I told him once again to back off, this time with more venom.
“Ok, money!” He replied grudgingly, seemingly determined to get something out of his “morning work”.
“No. I am not giving you money. Please go now!”
I was so frustrated with the back-and-forth, and was determined not to give in to any of his requests. Thinking back, with my refusal, things could have easily went south. I do count my lucky stars that he was at least mild tempered, and did not force his agenda, once I flared up.
I grabbed the keys, and rode back towards the big pagoda, leaving him standing where we were.
I thought about riding all the way back to the hostel, but was afraid that it would leave him too much time to get to his bike, and to catch up with me.
I hurriedly parked my bike at the stupa, making sure to pocket the keys, and made my way up, finally breathing a sigh of relief when I spotted other travellers.
I cautiously made my way to a couple sitting at the edge of the pagoda, and asked if they could be my companions for the next few minutes, just in case someone came looking.
The German couple was baffled when I recounted my earlier conversation.
Like me, thought the worst that could happen was someone asking for money, and could not believe my encounter. The man was so different from all the Burmese people we had met while on the road.

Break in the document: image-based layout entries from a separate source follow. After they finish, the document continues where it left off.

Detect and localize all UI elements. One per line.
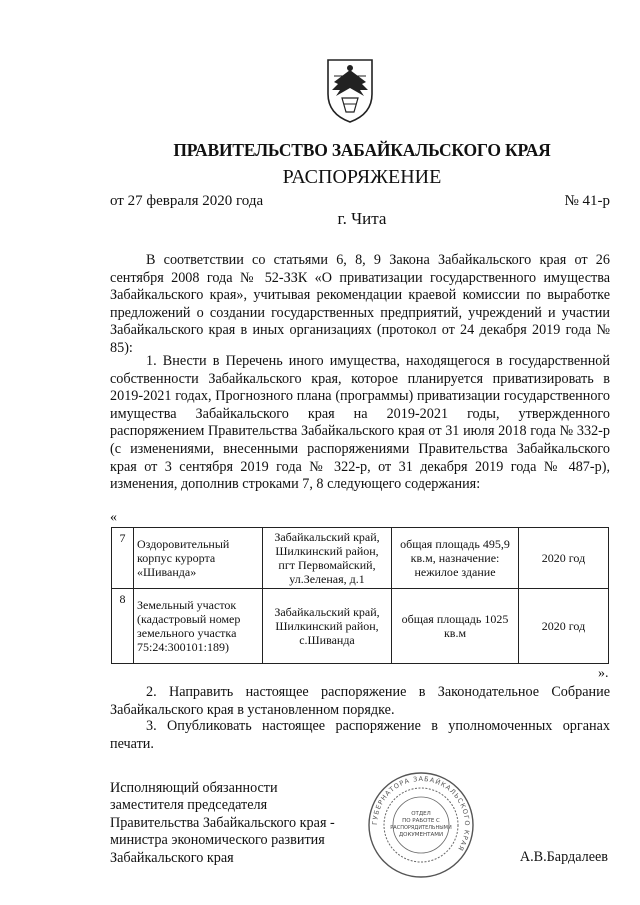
row-number: 8	[112, 589, 134, 664]
insertion-table	[111, 527, 609, 664]
privatization-year: 2020 год	[519, 589, 609, 664]
position-line: Забайкальского края	[110, 849, 234, 866]
table-row	[112, 528, 609, 589]
document-city: г. Чита	[337, 209, 387, 228]
svg-text:РАСПОРЯДИТЕЛЬНЫМИ: РАСПОРЯДИТЕЛЬНЫМИ	[390, 825, 452, 831]
item-1-paragraph: 1. Внести в Перечень иного имущества, находящегося в государственной собственности Забайкальского края, которое планируется приватизировать в 2019-2021 годах, Прогнозного плана (программы) приватизации государственного имущества Забайкальского края на 2019-2021 годы, утвержденного распоряжением Правительства Забайкальского края от 31 июля 2018 года № 332-р (с изменениями, внесенными распоряжениями Правительства Забайкальского края от 3 сентября 2019 года № 322-р, от 31 декабря 2019 года № 487-р), изменения, дополнив строками 7, 8 следующего содержания:	[110, 353, 610, 493]
document-type: РАСПОРЯЖЕНИЕ	[282, 166, 442, 188]
position-line: Исполняющий обязанности	[110, 780, 278, 796]
position-line: Правительства Забайкальского края -	[110, 814, 335, 831]
document-number: № 41-р	[564, 193, 610, 209]
quote-open: «	[110, 510, 117, 525]
coat-of-arms-emblem	[324, 54, 376, 124]
property-area: общая площадь 495,9 кв.м, назначение: нежилое здание	[392, 528, 519, 589]
document-date: от 27 февраля 2020 года	[110, 193, 264, 209]
property-address: Забайкальский край, Шилкинский район, пгт Первомайский, ул.Зеленая, д.1	[263, 528, 392, 589]
signer-name: А.В.Бардалеев	[519, 849, 608, 865]
preamble-paragraph: В соответствии со статьями 6, 8, 9 Закона Забайкальского края от 26 сентября 2008 года № 52-ЗЗК «О приватизации государственного имущества Забайкальского края», учитывая рекомендации краевой комиссии по выработке предложений о создании государственных предприятий, учреждений и участии Забайкальского края в иных организациях (протокол от 24 декабря 2019 года № 85):	[110, 252, 610, 356]
signatory-position	[110, 780, 335, 867]
svg-text:ДОКУМЕНТАМИ: ДОКУМЕНТАМИ	[398, 832, 444, 838]
property-address: Забайкальский край, Шилкинский район, с.Шиванда	[263, 589, 392, 664]
property-name: Земельный участок (кадастровый номер земельного участка 75:24:300101:189)	[134, 589, 263, 664]
stamp-outer-text: ГУБЕРНАТОРА ЗАБАЙКАЛЬСКОГО КРАЯ	[370, 774, 472, 853]
organization-title: ПРАВИТЕЛЬСТВО ЗАБАЙКАЛЬСКОГО КРАЯ	[173, 140, 551, 160]
item-2-paragraph: 2. Направить настоящее распоряжение в Законодательное Собрание Забайкальского края в установленном порядке.	[110, 684, 610, 718]
property-area: общая площадь 1025 кв.м	[392, 589, 519, 664]
position-line: министра экономического развития	[110, 832, 325, 849]
official-seal-stamp	[366, 770, 476, 880]
row-number: 7	[112, 528, 134, 589]
position-line: заместителя председателя	[110, 797, 268, 814]
property-name: Оздоровительный корпус курорта «Шиванда»	[134, 528, 263, 589]
svg-text:ОТДЕЛ: ОТДЕЛ	[411, 811, 431, 817]
svg-text:ПО РАБОТЕ С: ПО РАБОТЕ С	[402, 818, 440, 824]
quote-close: ».	[598, 666, 609, 681]
privatization-year: 2020 год	[519, 528, 609, 589]
item-3-paragraph: 3. Опубликовать настоящее распоряжение в уполномоченных органах печати.	[110, 718, 610, 752]
table-row	[112, 589, 609, 664]
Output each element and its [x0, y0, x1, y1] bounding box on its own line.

The sun had fully risen by now. In the company of fellow travellers, for the first time since riding into the Bagan Archaeological Zone, I felt safe to enjoy the sight of the stupas in front of me.
We stayed on the pagoda for more than 30 minutes, before deciding to head back to our respective hostels. The German couple was worried that I might run into the man again, and was reluctant to leave me by myself. I thanked them for the company, and reassured that I would ride to the main road as fast as I could.
But it seemed my early morning companion was determined to leave me with a deeper impression of him.
Just after separating with the couple, I spotted the distinct green polo tee behind a tree, his bike parked nearby.
What luck. He was by the tracks I had to take to make it back to the main road.
I gripped my handlebars tightly as I turned up the gear, stepping hard on the imaginary pedals of the e-bike.
He turned as I zoomed past, taking his time to shout a string of indiscernible words, and pointed towards his crotch, where his other hand was busy working.
I was beyond exhausted when I arrived at my hostel. It was only time for breakfast, but I seemed to have gone through enough adventure for my time in Bagan.